Планета Шекспира, стр. 29

Мальчик раздвинул кусты и потянулся, чтобы сорвать обнаружившиеся стручки. Червяк, прицепившийся к листьям, утратил опору и упал. Ударившись о землю, он свернулся в шарик. Почти бездумно, почти не прерывая своей работы, мальчик подвинул ногу, чуть приподнял ее и опустил на червя, растерев его о землю.

Серая дымка начала наползать пятнами на бобовое поле и на огромное монолитное здание в милю высотой, маячившее вдалеке и там, висящий в небе, окруженный пыльцой тумана, растекающейся вокруг змеящимися протуберанцами, возник череп Шекспира, глядящий вниз на Хортона; не разглядывающий его, не ухмыляющийся ему, а именно глядящий на него самым дружелюбным образом, словно на нем еще сохранилась плоть, словно разделительной линии смерти и не существовало вовсе.
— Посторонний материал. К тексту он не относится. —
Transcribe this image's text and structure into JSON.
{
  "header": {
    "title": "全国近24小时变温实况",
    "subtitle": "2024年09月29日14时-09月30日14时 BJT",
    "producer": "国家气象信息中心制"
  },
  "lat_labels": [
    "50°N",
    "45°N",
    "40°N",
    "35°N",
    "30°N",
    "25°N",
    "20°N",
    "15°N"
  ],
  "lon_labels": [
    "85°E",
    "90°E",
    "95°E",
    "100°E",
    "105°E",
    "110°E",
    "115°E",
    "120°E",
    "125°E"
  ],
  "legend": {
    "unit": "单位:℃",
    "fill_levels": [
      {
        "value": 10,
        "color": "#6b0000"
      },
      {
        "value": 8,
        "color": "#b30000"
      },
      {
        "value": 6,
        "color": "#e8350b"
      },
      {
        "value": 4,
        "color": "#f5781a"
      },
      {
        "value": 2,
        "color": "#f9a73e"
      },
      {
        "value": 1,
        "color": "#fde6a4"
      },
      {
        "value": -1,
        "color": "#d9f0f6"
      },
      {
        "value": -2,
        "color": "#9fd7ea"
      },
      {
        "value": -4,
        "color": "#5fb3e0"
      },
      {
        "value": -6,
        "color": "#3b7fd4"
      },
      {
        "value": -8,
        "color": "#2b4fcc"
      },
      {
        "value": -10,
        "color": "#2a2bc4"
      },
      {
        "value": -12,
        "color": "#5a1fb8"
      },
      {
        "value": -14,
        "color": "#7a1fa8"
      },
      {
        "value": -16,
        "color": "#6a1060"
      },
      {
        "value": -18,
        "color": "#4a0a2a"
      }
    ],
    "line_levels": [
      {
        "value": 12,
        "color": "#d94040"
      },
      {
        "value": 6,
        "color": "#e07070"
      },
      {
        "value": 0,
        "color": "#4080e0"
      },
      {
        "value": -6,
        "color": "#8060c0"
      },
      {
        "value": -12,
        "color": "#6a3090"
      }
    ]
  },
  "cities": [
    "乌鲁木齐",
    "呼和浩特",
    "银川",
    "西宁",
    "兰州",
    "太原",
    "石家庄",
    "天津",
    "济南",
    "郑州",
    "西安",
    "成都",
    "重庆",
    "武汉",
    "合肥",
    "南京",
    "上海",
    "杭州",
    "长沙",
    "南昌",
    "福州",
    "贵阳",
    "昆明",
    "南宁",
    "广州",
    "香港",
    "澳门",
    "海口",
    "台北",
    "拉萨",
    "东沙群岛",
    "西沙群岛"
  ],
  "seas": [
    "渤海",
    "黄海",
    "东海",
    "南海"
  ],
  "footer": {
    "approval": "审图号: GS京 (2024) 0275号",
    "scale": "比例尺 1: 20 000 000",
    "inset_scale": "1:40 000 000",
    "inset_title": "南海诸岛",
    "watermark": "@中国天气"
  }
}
Хортон обнаружил, что говорит с черепом. «Как делишки, старый товарищ?». И это уже было странно, ибо Шекспир не был его товарищем, разве что по всеобщему товариществу человечества, оба они принадлежали к этой странной и страшноватой расе существ, умножившихся на одной планете, а затем, скорее в отчаянии, нежели от жажды приключений, вырвавшихся ураганом в галактику — один бог знает, как далеко зайдя, потому что наверняка в данный момент ни один члон этой расы не мог знать с какой-либо уверенностью, насколько далеко могли забраться другие ее члены.

«Как делишки, старый товарищ?». И это тоже было странно, ибо Хортон знал, что обычно он не говорит в такой манере — словно он вдруг заговорил на чем-то вроде той речи, которой пользовался настоящий Шекспир, когда писал свои пьесы, только приспособленной для стишков Матушки Гусыни. Словно сам он был уже не настоящим Картером Хортоном, а еще одной Матушкой Гусыней, произносящей затверженные сентименты и согласно выдуманной когда-то им символике. Внутренне он разгневался на себя за то, что стал не тем, кто он есть, но обрести себя вновь он не мог. Психика его была так поглощена мальчиком, раздавившим червя и происшествием с иссохшим черепом, что он никак не мог найти тропинку к своему «я».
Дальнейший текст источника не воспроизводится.